Islam to nie jest wyłącznie religia. To spójny system społeczno – polityczny, który w swoich założeniach zawiera zapanowanie nad światem i nie dopuszcza podporządkowania się innym systemom.

2

Podstawowym aspektem jest jednak to, że nie możemy ładować wszystkich muzułmanów „do jednego worka”. Jak w każdym bowiem społeczeństwie – w islamie również – ilu wyznawców, tyle opinii i postaw. Problemem mogą okazać się osoby na tyle głęboko poddane indoktrynacji ortodoksyjnych imamów, że zatracą możliwość pojmowania świata bez patrzenia przez pryzmat islamu.

Jako system społeczny islam posługuje się kilkoma pojęciami:

1. Instytucja dhimmi i związana z tym dżizja.*
Regułą jest traktowanie całego goszczącego muzułmanów kraju jako dhimmi, stąd życie na zasiłkach jest czymś normalnym – pobierają oni po prostu „należną im” dżizję.

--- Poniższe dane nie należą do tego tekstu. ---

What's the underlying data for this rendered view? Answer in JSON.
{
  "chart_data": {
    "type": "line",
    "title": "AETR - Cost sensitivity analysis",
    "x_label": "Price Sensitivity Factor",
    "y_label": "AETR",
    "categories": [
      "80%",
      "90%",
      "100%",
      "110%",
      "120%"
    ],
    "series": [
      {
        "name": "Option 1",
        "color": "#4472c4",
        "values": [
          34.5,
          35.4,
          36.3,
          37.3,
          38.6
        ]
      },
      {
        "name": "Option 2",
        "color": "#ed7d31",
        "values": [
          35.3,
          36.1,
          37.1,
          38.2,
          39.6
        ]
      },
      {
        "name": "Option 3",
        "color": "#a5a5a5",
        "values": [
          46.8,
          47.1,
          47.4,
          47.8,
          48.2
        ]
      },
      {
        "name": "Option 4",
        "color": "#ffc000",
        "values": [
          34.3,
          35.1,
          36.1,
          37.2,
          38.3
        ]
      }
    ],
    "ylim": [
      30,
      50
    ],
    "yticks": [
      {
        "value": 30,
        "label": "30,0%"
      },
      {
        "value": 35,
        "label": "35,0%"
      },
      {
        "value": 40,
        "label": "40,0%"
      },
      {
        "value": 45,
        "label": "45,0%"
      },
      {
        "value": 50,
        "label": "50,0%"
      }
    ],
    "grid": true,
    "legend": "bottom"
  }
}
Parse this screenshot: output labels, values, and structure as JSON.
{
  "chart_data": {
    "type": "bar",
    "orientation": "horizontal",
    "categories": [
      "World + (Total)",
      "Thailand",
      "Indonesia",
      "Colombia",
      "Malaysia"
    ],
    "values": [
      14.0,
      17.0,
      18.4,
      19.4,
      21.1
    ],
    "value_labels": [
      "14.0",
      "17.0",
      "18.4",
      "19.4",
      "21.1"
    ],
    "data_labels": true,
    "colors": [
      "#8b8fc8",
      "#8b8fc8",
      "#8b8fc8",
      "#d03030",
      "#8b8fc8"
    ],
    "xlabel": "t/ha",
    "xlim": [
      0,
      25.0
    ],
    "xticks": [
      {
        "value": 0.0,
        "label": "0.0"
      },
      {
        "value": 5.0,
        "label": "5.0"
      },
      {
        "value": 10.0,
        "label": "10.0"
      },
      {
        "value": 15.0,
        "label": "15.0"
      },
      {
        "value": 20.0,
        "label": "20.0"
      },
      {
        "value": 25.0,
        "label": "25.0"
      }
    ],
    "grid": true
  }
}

2. Muzułmanin nie może podlegać niemuzułmaninowi i nie może pracować dla tegoż. Absolutnie niedopuszczalna jest praca wspólnie z kobietami, zaś służbowa podległość kobiecie jest czymś niewyobrażalnym.

Istotnym wydaje się pytanie, czy podjęcie przez muzułmanina jakiegokolwiek zajęcia utrudniającego odbywanie pięć razy dziennie modłów i utrudniającego czynności religijne jest haram – zakazane.
Przykładem może tu być powoływanie arabskich dyrektorów na budowach realizowanych w krajach arabskich przez firmy i pracowników nadzoru z krajów zachodnich. Pozwala to pracownikom niższych szczebli zarządzania i pracownikom fizycznym podlegać szefowi muzułmaninowi, a nie „jakiemuś niewiernemu”.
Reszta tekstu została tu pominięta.